Wednesday, December 27, 2006

The future of retail selling is changing.

I saw a fascinating interview on Charlie Rose. Most of his interviews are just that, but this was particularly of interest because of the subject. Chris Anderson is the award-winning editor of Wired magazine. He has authored a new book titled “The Long Tail.” He contends that we are looking at the end of the increasingly desperate search for the mega hit. And the implications that descend therefrom are interesting. If he’s right, there are new business models to consider, and since every author is a small business person, his POV is something to seriously consider. Here’s what he believes: “The future of business is selling less of more.”

In other words, the hit television program or movie, the hit record album or the mega-seller book, is becoming less important to the financial health of the musician, the author or the producer than is a larger quantity of a smaller number of whatever it is.

Here are some approximate figures:
New titles every year in the US-200,000
Number of titles in print-4,000,000

How many does B&N or Walmart stock? A thousand titles?

According to Publisher’s Weekly, Nielsen’s Bookscan reports that in 2004 they recorded 1.2 million book sales. 950,000 sold fewer than 99 copies each.
Only 25,000 titles sold more than 5,000 copies each.

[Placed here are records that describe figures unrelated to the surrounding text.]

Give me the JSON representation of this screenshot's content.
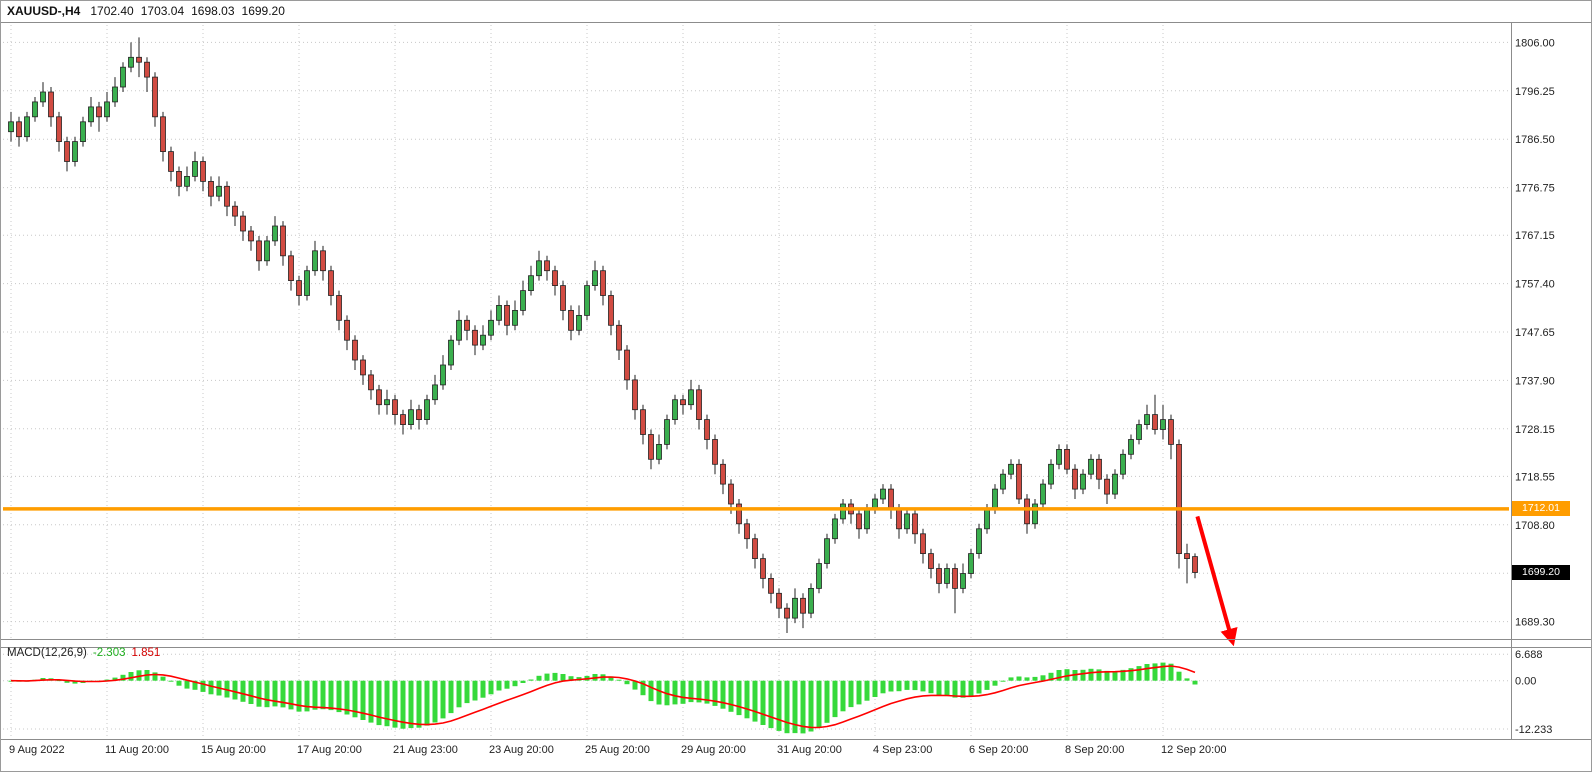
{
  "titlebar": {
    "symbol": "XAUUSD-,H4",
    "open": "1702.40",
    "high": "1703.04",
    "low": "1698.03",
    "close": "1699.20"
  },
  "indicator_label": {
    "name": "MACD(12,26,9)",
    "main_value": "-2.303",
    "signal_value": "1.851"
  },
  "overlays": {
    "hline_tag": "1712.01",
    "hline_value": 1712.01,
    "last_tag": "1699.20",
    "last_value": 1699.2
  },
  "colors": {
    "background": "#ffffff",
    "grid": "#c8c8c8",
    "up_body": "#3aaf4e",
    "down_body": "#d14b42",
    "outline": "#222222",
    "wick": "#222222",
    "hline": "#ff9d00",
    "arrow": "#ff0000",
    "macd_hist": "#35d93a",
    "macd_signal": "#ff0000",
    "tag_last_bg": "#000000",
    "axis_text": "#222222"
  },
  "chart_data": {
    "type": "candlestick",
    "title": "XAUUSD-,H4",
    "symbol": "XAUUSD",
    "timeframe": "H4",
    "grid": true,
    "price_range": [
      1686.0,
      1809.5
    ],
    "price_axis": {
      "labels": [
        "1806.00",
        "1796.25",
        "1786.50",
        "1776.75",
        "1767.15",
        "1757.40",
        "1747.65",
        "1737.90",
        "1728.15",
        "1718.55",
        "1708.80",
        "1699.05",
        "1689.30"
      ],
      "values": [
        1806.0,
        1796.25,
        1786.5,
        1776.75,
        1767.15,
        1757.4,
        1747.65,
        1737.9,
        1728.15,
        1718.55,
        1708.8,
        1699.05,
        1689.3
      ]
    },
    "time_axis": {
      "labels": [
        "9 Aug 2022",
        "11 Aug 20:00",
        "15 Aug 20:00",
        "17 Aug 20:00",
        "21 Aug 23:00",
        "23 Aug 20:00",
        "25 Aug 20:00",
        "29 Aug 20:00",
        "31 Aug 20:00",
        "4 Sep 23:00",
        "6 Sep 20:00",
        "8 Sep 20:00",
        "12 Sep 20:00"
      ],
      "candles_per_label": 12
    },
    "indicator": {
      "type": "MACD",
      "fast": 12,
      "slow": 26,
      "signal": 9,
      "current_main": -2.303,
      "current_signal": 1.851,
      "axis_labels": [
        "6.688",
        "0.00",
        "-12.233"
      ],
      "axis_values": [
        6.688,
        0,
        -12.233
      ],
      "range": [
        -14.0,
        7.5
      ]
    },
    "annotations": {
      "hline": {
        "price": 1712.01
      },
      "arrow": {
        "from_index": 148.3,
        "from_price": 1710.5,
        "to_index": 152.7,
        "to_price": 1685.2
      }
    },
    "candles": [
      [
        1788,
        1792,
        1786,
        1790
      ],
      [
        1790,
        1791,
        1785,
        1787
      ],
      [
        1787,
        1792,
        1786,
        1791
      ],
      [
        1791,
        1795,
        1790,
        1794
      ],
      [
        1794,
        1798,
        1793,
        1796
      ],
      [
        1796,
        1797,
        1789,
        1791
      ],
      [
        1791,
        1792,
        1784,
        1786
      ],
      [
        1786,
        1787,
        1780,
        1782
      ],
      [
        1782,
        1787,
        1781,
        1786
      ],
      [
        1786,
        1791,
        1785,
        1790
      ],
      [
        1790,
        1795,
        1789,
        1793
      ],
      [
        1793,
        1794,
        1788,
        1791
      ],
      [
        1791,
        1796,
        1790,
        1794
      ],
      [
        1794,
        1799,
        1793,
        1797
      ],
      [
        1797,
        1802,
        1796,
        1801
      ],
      [
        1801,
        1806,
        1800,
        1803
      ],
      [
        1803,
        1807,
        1799,
        1802
      ],
      [
        1802,
        1803,
        1796,
        1799
      ],
      [
        1799,
        1800,
        1789,
        1791
      ],
      [
        1791,
        1792,
        1782,
        1784
      ],
      [
        1784,
        1785,
        1778,
        1780
      ],
      [
        1780,
        1781,
        1775,
        1777
      ],
      [
        1777,
        1781,
        1776,
        1779
      ],
      [
        1779,
        1784,
        1778,
        1782
      ],
      [
        1782,
        1783,
        1776,
        1778
      ],
      [
        1778,
        1779,
        1773,
        1775
      ],
      [
        1775,
        1779,
        1774,
        1777
      ],
      [
        1777,
        1778,
        1771,
        1773
      ],
      [
        1773,
        1774,
        1769,
        1771
      ],
      [
        1771,
        1772,
        1766,
        1768
      ],
      [
        1768,
        1769,
        1764,
        1766
      ],
      [
        1766,
        1767,
        1760,
        1762
      ],
      [
        1762,
        1767,
        1761,
        1766
      ],
      [
        1766,
        1771,
        1765,
        1769
      ],
      [
        1769,
        1770,
        1761,
        1763
      ],
      [
        1763,
        1764,
        1756,
        1758
      ],
      [
        1758,
        1759,
        1753,
        1755
      ],
      [
        1755,
        1761,
        1754,
        1760
      ],
      [
        1760,
        1766,
        1759,
        1764
      ],
      [
        1764,
        1765,
        1758,
        1760
      ],
      [
        1760,
        1761,
        1753,
        1755
      ],
      [
        1755,
        1756,
        1748,
        1750
      ],
      [
        1750,
        1751,
        1744,
        1746
      ],
      [
        1746,
        1747,
        1740,
        1742
      ],
      [
        1742,
        1743,
        1737,
        1739
      ],
      [
        1739,
        1740,
        1734,
        1736
      ],
      [
        1736,
        1737,
        1731,
        1733
      ],
      [
        1733,
        1736,
        1731,
        1734
      ],
      [
        1734,
        1735,
        1729,
        1731
      ],
      [
        1731,
        1732,
        1727,
        1729
      ],
      [
        1729,
        1734,
        1728,
        1732
      ],
      [
        1732,
        1733,
        1728,
        1730
      ],
      [
        1730,
        1735,
        1729,
        1734
      ],
      [
        1734,
        1739,
        1733,
        1737
      ],
      [
        1737,
        1743,
        1736,
        1741
      ],
      [
        1741,
        1747,
        1740,
        1746
      ],
      [
        1746,
        1752,
        1745,
        1750
      ],
      [
        1750,
        1751,
        1746,
        1748
      ],
      [
        1748,
        1749,
        1743,
        1745
      ],
      [
        1745,
        1749,
        1744,
        1747
      ],
      [
        1747,
        1752,
        1746,
        1750
      ],
      [
        1750,
        1755,
        1749,
        1753
      ],
      [
        1753,
        1754,
        1747,
        1749
      ],
      [
        1749,
        1754,
        1748,
        1752
      ],
      [
        1752,
        1758,
        1751,
        1756
      ],
      [
        1756,
        1761,
        1755,
        1759
      ],
      [
        1759,
        1764,
        1758,
        1762
      ],
      [
        1762,
        1763,
        1758,
        1760
      ],
      [
        1760,
        1761,
        1755,
        1757
      ],
      [
        1757,
        1758,
        1750,
        1752
      ],
      [
        1752,
        1753,
        1746,
        1748
      ],
      [
        1748,
        1753,
        1747,
        1751
      ],
      [
        1751,
        1758,
        1750,
        1757
      ],
      [
        1757,
        1762,
        1756,
        1760
      ],
      [
        1760,
        1761,
        1753,
        1755
      ],
      [
        1755,
        1756,
        1747,
        1749
      ],
      [
        1749,
        1750,
        1742,
        1744
      ],
      [
        1744,
        1745,
        1736,
        1738
      ],
      [
        1738,
        1739,
        1730,
        1732
      ],
      [
        1732,
        1733,
        1725,
        1727
      ],
      [
        1727,
        1728,
        1720,
        1722
      ],
      [
        1722,
        1727,
        1721,
        1725
      ],
      [
        1725,
        1731,
        1724,
        1730
      ],
      [
        1730,
        1735,
        1729,
        1734
      ],
      [
        1734,
        1735,
        1731,
        1733
      ],
      [
        1733,
        1738,
        1732,
        1736
      ],
      [
        1736,
        1737,
        1728,
        1730
      ],
      [
        1730,
        1731,
        1724,
        1726
      ],
      [
        1726,
        1727,
        1719,
        1721
      ],
      [
        1721,
        1722,
        1715,
        1717
      ],
      [
        1717,
        1718,
        1711,
        1713
      ],
      [
        1713,
        1714,
        1707,
        1709
      ],
      [
        1709,
        1710,
        1704,
        1706
      ],
      [
        1706,
        1707,
        1700,
        1702
      ],
      [
        1702,
        1703,
        1696,
        1698
      ],
      [
        1698,
        1699,
        1693,
        1695
      ],
      [
        1695,
        1696,
        1690,
        1692
      ],
      [
        1692,
        1693,
        1687,
        1690
      ],
      [
        1690,
        1696,
        1689,
        1694
      ],
      [
        1694,
        1695,
        1688,
        1691
      ],
      [
        1691,
        1697,
        1690,
        1696
      ],
      [
        1696,
        1702,
        1695,
        1701
      ],
      [
        1701,
        1707,
        1700,
        1706
      ],
      [
        1706,
        1711,
        1705,
        1710
      ],
      [
        1710,
        1714,
        1709,
        1713
      ],
      [
        1713,
        1714,
        1709,
        1711
      ],
      [
        1711,
        1712,
        1706,
        1708
      ],
      [
        1708,
        1713,
        1707,
        1712
      ],
      [
        1712,
        1715,
        1711,
        1714
      ],
      [
        1714,
        1717,
        1713,
        1716
      ],
      [
        1716,
        1717,
        1710,
        1712
      ],
      [
        1712,
        1713,
        1706,
        1708
      ],
      [
        1708,
        1712,
        1707,
        1711
      ],
      [
        1711,
        1712,
        1705,
        1707
      ],
      [
        1707,
        1708,
        1701,
        1703
      ],
      [
        1703,
        1704,
        1698,
        1700
      ],
      [
        1700,
        1701,
        1695,
        1697
      ],
      [
        1697,
        1701,
        1696,
        1700
      ],
      [
        1700,
        1701,
        1691,
        1696
      ],
      [
        1696,
        1701,
        1695,
        1699
      ],
      [
        1699,
        1704,
        1698,
        1703
      ],
      [
        1703,
        1709,
        1702,
        1708
      ],
      [
        1708,
        1713,
        1707,
        1712
      ],
      [
        1712,
        1717,
        1711,
        1716
      ],
      [
        1716,
        1720,
        1715,
        1719
      ],
      [
        1719,
        1722,
        1718,
        1721
      ],
      [
        1721,
        1722,
        1713,
        1714
      ],
      [
        1714,
        1715,
        1707,
        1709
      ],
      [
        1709,
        1714,
        1708,
        1713
      ],
      [
        1713,
        1718,
        1712,
        1717
      ],
      [
        1717,
        1722,
        1716,
        1721
      ],
      [
        1721,
        1725,
        1720,
        1724
      ],
      [
        1724,
        1725,
        1719,
        1720
      ],
      [
        1720,
        1721,
        1714,
        1716
      ],
      [
        1716,
        1720,
        1715,
        1719
      ],
      [
        1719,
        1723,
        1718,
        1722
      ],
      [
        1722,
        1723,
        1716,
        1718
      ],
      [
        1718,
        1719,
        1713,
        1715
      ],
      [
        1715,
        1720,
        1714,
        1719
      ],
      [
        1719,
        1724,
        1718,
        1723
      ],
      [
        1723,
        1727,
        1722,
        1726
      ],
      [
        1726,
        1730,
        1725,
        1729
      ],
      [
        1729,
        1733,
        1728,
        1731
      ],
      [
        1731,
        1735,
        1727,
        1728
      ],
      [
        1728,
        1733,
        1726,
        1730
      ],
      [
        1730,
        1731,
        1722,
        1725
      ],
      [
        1725,
        1726,
        1700,
        1703
      ],
      [
        1703,
        1705,
        1697,
        1702
      ],
      [
        1702.4,
        1703.04,
        1698.03,
        1699.2
      ]
    ]
  }
}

The average title in the US sells around 500 copies annually. So if your average mystery is in print for two years, sells 1,000 copies the first year and 500 the second, and then essentially disappears from the shelves, you have a sales record of 1,500. But if it is in print for five years and the author continues to promote and the book averages 500 copies annually after the first bump, the sales record is 3,000 copies. Meanwhile, a second book is now available. A year later, perhaps, a third.

One obvious answer to all this for authors at least, is to be sure the publisher will keep your book in print long enough to sell widely and steadily.

Quite possibly the answer is niche marketing, because finding the right book is often difficult to do. If you write a mystery that appeals to necrophilia’s who love vampire fantasy, you need to figure out where those people are and build a contact list.

Authors ought to look at the actions of bands and independent producers who seem to be building a fan base through widespread merchandising of their products on UTube, Myspace and similar outlets. Book publishing appears to be behind the curve in making use of these outlets, although some bookstores, notably Powell’s and Barnes & Noble are becoming more aggressive at offering books via the internet and I am of the opinion that independent bookstores will need to develop strong on-line presences in order to stay in business.

This is certainly not the whole picture. And I’m sure I don’t understand the entire picture. What about warehousing? Why do distributors HAVE to buy quantities from a publisher? There are upside and downside elements I haven’t considered, but I thought it was all worth a conversation. Just maybe the present business model in book publishing, anyway, is in need of reassessment. What do you think?